Economia

Groundforce lamenta que insolvência impeça "caminho de regresso à normalidade"

NurPhoto

Groundforce garante a colaboração com os administradores judiciais nomeados para gerir o processo.

A Groundforce lamentou a insolvência da empresa, decretada pelo tribunal, afirmando que impede o "caminho de regresso à normalidade", mas garante a colaboração com os administradores judiciais nomeados para gerir o processo.

"Lamenta-se que, ao fim de 16 meses de impacto brutal da pandemia e quando a retoma da atividade é já uma realidade, se tenha impedido a Groundforce Portugal de prosseguir o seu caminho de regresso à normalidade e à rentabilidade", pode ler-se num comunicado emitido hoje pela Groundforce em reação à declaração de insolvência.

O Tribunal Judicial da Comarca de Lisboa decretou esta quarta-feira a insolvência da SPdH (Groundforce), anunciou a TAP, que tinha feito um requerimento nesse sentido, no dia 10 de maio, de acordo com um comunicado.

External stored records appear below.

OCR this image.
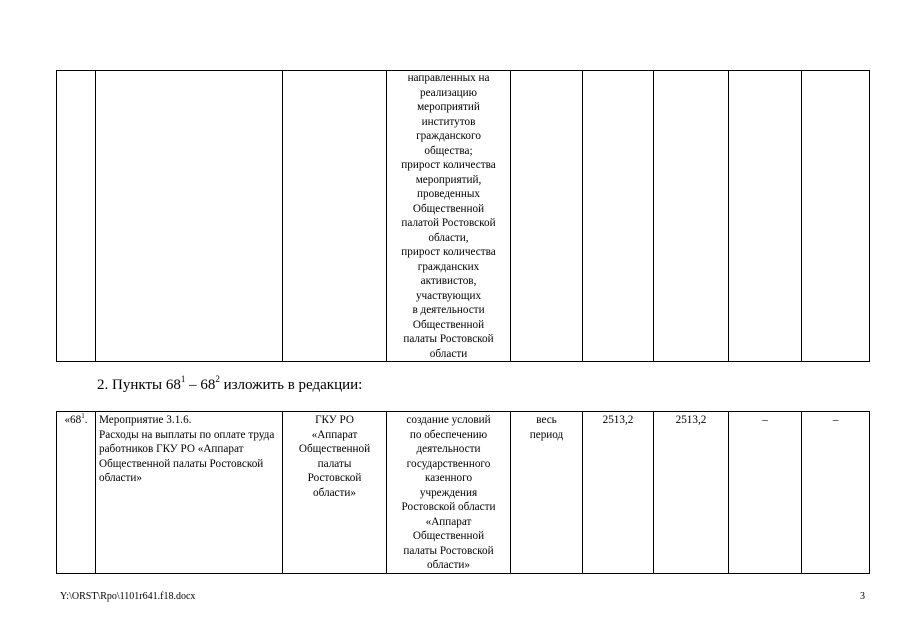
			направленных на
реализацию
мероприятий
институтов
гражданского
общества;
прирост количества
мероприятий,
проведенных
Общественной
палатой Ростовской
области,
прирост количества
гражданских
активистов,
участвующих
в деятельности
Общественной
палаты Ростовской
области					
2. Пункты $68^1 - 68^2$ изложить в редакции:
«$68^1$.	Мероприятие 3.1.6.
Расходы на выплаты по оплате труда работников ГКУ РО «Аппарат Общественной палаты Ростовской области»	ГКУ РО
«Аппарат
Общественной
палаты
Ростовской
области»	создание условий
по обеспечению
деятельности
государственного
казенного
учреждения
Ростовской области
«Аппарат
Общественной
палаты Ростовской
области»	весь
период	2513,2	2513,2	–	–
Y:\ORST\Rpo\1101r641.f18.docx	3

Para a Groundforce, que refere ter tido conhecimento da decisão judicial, a continuação da operação "era a opção que melhor defendia o interesse de todas as partes interessadas".

No entanto, a empresa assegura que "a Comissão Executiva e o Conselho de Administração prestarão aos Administradores Judiciais toda a colaboração necessária para garantir a continuidade operacional da empresa".

A Groundforce refere ainda que a nomeação de dois administradores judiciais "não altera no imediato a situação dos trabalhadores nem a capacidade de a Groundforce operar e servir os seus Clientes, como sempre fez até a este momento".

Tribunal decreta insolvência da Groundforce

Os Tribunais de Comércio e Judicial de Lisboa aceitaram esta quarta-feira o pedido de insolvência da Groundforce.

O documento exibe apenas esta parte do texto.